Le pôle républicain peut se ressourcer dans l’Histoire, reprendre les lunettes révolutionnaires, celles de l’époque où la patrie en danger se mobilisait pour défaire les féaux provinciaux alliés aux ennemis européens. On peut goûter le romanesque d’un Don Quichotte moderne qui bataillerait contre les ailes du moulin de Valmy. Mais l’Europe et les régions sont des espaces démocratiques, certes imparfaits et en devenir, ce ne sont pas l’empire et les provinces de l’ancien régime. La maîtrise politique de la mondialisation est à peine balbutiante. Le chantier est immense, mais les batailles perdues sont celles que l’on ne livre pas, où que l’on livre sur les mauvais champs de bataille.
Deux questions principales se posent en effet en ce début de XXIème siècle : celle de la maîtrise de la mondialisation économique ultra-libérale et celle du développement durable. L’une et l’autre touchent à l’essence du pouvoir politique et à la mise en œuvre de stratégies collectives. L’année 2002 est celle où Davos s’interroge et fait état de doutes à New York, c’est celle où Porto Allegre attire les politiques de tous horizons dans la posture avantageuse du contestataire, mais c’est aussi celle de la Conférence de Monterrey qui s’interrogera fin mars sur le financement du développement et les biens publics mondiaux, celle du Sommet mondial du développement durable à Johannesburg fin août, celle aussi où l’Europe met en discussion publique jusqu’au 31 mars son livre blanc sur la gouvernance.

Partout et à tous les niveaux, la même question, la même recherche de régulations. Trois niveaux d’approche complémentaires doivent être en effet mobilisés.
Première approche, l’approche éthique fondée des principes fondateurs clairement débattus, énoncés, partagés et sur lesquels chacun doit s’engager. C’est le sens de l’initiative Global Compact de Koffi Anan qui propose aux entreprises multinationales de s’engager sur un noyau de valeurs dans le domaine du droit du travail, des droits de l’homme, et des pratiques environnementales.

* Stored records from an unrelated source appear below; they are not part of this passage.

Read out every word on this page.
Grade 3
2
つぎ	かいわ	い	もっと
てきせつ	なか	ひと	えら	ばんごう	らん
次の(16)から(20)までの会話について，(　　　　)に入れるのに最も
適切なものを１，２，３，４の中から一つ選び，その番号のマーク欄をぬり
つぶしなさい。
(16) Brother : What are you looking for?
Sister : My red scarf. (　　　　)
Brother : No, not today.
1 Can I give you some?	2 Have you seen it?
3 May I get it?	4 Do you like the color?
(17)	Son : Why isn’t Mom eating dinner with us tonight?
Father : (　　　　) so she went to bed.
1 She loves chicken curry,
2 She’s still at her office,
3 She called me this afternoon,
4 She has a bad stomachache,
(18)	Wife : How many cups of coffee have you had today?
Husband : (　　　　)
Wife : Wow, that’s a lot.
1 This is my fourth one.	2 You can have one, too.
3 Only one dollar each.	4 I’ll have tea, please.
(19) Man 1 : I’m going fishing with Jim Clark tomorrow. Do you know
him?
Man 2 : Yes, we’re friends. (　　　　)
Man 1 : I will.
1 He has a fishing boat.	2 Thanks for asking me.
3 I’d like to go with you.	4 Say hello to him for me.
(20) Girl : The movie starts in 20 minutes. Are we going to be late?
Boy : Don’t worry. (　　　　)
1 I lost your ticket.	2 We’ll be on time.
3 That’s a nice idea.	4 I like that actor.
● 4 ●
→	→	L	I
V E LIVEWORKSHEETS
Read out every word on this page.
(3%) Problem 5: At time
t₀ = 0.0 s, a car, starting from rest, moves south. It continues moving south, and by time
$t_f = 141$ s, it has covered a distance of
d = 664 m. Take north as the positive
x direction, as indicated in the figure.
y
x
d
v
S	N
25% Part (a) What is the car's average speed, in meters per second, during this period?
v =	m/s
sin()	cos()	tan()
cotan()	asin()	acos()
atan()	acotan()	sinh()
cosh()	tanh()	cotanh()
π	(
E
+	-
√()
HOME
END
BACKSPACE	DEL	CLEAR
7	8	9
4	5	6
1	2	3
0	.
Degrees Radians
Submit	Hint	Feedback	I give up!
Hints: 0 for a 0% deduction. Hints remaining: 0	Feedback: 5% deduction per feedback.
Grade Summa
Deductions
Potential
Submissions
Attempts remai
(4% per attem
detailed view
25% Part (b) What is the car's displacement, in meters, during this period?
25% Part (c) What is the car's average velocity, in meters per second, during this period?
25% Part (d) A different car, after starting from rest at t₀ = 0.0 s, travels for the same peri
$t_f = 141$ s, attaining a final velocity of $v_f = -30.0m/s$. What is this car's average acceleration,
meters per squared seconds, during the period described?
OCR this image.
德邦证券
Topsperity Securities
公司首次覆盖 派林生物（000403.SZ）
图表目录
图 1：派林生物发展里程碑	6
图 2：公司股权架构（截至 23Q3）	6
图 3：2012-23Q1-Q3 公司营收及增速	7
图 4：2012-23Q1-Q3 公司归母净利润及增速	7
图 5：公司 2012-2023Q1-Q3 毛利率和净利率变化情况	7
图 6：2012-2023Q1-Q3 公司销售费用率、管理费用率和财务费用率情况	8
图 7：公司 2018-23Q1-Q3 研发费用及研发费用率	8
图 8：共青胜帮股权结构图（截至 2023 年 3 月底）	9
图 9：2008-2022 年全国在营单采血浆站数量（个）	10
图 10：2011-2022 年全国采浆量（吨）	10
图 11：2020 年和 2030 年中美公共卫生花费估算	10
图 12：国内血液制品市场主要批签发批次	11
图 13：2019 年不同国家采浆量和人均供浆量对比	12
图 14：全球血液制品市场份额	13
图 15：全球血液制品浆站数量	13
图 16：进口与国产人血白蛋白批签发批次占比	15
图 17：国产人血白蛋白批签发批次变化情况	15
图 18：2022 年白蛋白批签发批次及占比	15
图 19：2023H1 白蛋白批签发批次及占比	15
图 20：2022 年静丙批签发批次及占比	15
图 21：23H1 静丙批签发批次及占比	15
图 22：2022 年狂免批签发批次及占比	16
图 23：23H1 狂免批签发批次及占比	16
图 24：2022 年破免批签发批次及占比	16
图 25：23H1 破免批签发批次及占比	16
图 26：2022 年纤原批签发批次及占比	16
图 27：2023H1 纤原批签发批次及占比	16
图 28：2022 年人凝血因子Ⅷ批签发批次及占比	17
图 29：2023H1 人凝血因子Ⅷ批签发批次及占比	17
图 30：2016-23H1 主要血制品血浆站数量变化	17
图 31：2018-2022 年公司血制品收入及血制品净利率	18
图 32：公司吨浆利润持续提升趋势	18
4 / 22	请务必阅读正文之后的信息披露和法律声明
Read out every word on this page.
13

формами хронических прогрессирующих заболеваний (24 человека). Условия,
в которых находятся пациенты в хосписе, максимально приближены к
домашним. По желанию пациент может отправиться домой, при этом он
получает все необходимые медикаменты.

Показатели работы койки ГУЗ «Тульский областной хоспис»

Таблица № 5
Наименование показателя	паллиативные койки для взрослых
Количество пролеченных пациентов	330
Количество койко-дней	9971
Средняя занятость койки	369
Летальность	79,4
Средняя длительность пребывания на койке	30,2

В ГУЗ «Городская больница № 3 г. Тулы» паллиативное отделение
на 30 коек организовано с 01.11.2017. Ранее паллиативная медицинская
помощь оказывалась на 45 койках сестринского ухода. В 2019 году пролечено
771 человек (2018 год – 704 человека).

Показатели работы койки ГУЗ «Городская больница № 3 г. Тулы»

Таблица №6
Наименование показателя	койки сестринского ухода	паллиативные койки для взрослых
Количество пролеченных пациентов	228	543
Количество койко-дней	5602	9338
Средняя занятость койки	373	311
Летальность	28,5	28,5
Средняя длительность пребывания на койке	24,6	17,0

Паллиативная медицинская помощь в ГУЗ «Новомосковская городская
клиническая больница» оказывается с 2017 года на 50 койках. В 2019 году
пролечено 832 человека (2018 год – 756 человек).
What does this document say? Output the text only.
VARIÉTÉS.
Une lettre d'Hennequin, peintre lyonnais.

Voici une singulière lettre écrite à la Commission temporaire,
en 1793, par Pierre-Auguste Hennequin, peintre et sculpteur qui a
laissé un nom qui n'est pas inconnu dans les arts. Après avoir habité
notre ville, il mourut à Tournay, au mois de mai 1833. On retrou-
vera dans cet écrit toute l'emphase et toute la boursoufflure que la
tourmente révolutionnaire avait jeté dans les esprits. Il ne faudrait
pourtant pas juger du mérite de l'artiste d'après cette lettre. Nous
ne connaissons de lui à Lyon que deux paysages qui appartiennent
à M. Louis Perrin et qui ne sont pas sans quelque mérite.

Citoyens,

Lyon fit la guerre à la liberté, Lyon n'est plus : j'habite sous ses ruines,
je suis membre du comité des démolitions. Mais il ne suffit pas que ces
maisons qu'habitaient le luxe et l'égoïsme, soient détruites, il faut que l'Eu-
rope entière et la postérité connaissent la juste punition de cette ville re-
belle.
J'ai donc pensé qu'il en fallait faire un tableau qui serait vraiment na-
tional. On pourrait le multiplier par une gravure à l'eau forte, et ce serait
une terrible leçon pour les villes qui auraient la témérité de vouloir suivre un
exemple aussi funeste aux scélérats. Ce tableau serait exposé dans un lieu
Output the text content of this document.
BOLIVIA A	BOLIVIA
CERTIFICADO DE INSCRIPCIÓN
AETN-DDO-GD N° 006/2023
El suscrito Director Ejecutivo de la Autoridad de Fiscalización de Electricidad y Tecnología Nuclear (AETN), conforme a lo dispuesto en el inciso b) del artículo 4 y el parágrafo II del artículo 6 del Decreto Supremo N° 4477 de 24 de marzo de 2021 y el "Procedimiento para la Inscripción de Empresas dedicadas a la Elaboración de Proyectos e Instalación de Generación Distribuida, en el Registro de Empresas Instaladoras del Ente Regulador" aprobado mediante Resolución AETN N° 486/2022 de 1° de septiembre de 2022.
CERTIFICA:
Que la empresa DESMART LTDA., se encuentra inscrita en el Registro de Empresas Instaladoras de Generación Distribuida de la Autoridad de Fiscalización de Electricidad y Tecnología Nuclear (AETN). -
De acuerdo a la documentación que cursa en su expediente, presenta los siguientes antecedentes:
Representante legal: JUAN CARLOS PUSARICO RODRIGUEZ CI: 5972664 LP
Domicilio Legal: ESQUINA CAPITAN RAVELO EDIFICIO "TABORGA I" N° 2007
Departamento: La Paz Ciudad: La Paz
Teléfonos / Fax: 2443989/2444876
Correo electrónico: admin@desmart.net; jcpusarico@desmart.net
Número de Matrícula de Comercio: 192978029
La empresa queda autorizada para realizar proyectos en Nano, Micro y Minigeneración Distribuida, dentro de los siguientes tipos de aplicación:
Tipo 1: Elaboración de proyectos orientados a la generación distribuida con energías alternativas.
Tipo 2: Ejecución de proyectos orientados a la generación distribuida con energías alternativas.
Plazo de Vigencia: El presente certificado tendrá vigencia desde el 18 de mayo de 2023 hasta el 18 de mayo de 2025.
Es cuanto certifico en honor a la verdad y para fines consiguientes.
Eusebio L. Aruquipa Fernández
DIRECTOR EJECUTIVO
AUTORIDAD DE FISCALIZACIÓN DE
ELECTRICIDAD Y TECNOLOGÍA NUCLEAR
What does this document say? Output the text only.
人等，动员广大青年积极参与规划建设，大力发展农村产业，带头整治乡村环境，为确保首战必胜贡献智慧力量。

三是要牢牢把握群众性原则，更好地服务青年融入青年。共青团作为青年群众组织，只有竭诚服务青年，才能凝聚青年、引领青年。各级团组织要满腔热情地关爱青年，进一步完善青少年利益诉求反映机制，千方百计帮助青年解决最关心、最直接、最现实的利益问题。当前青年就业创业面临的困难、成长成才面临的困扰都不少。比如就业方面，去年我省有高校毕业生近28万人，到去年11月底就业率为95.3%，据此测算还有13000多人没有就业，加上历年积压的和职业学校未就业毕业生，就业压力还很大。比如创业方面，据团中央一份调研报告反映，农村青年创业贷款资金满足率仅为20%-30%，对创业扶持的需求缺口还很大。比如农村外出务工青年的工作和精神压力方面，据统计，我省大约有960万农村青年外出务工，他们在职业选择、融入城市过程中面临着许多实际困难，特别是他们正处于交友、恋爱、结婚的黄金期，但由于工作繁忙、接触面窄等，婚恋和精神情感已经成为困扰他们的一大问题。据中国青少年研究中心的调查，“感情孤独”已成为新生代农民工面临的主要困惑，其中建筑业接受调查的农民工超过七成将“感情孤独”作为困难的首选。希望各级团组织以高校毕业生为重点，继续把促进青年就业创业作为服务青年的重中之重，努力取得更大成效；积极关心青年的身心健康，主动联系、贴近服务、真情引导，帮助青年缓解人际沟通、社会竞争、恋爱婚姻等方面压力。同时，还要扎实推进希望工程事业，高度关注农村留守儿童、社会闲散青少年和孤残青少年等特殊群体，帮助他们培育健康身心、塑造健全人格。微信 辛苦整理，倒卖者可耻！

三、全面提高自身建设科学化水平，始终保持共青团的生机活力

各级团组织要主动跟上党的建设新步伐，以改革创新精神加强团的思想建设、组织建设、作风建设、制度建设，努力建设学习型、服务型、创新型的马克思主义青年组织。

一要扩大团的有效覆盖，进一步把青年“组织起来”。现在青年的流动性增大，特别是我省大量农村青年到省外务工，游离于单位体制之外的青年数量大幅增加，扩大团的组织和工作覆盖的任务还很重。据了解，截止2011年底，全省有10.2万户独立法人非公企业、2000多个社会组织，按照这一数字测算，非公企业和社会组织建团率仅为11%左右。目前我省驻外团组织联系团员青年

C’est aussi l’objectif du Dialogue pour la terre qui sera organisé à Lyon du 21 au 23 février sur le thème mondialisation et développement durable : l’éthique est-elle le chaînon manquant ? Les principes fondateurs républicains et une forme renouvelée de la laïcité y ont toute leur place.
Seconde approche, celle de l’établissement de nouveaux droits : comme le droit à l’eau, à l’alimentation, au logement ou à l’information, avec les institutions internationales pour les faire appliquer.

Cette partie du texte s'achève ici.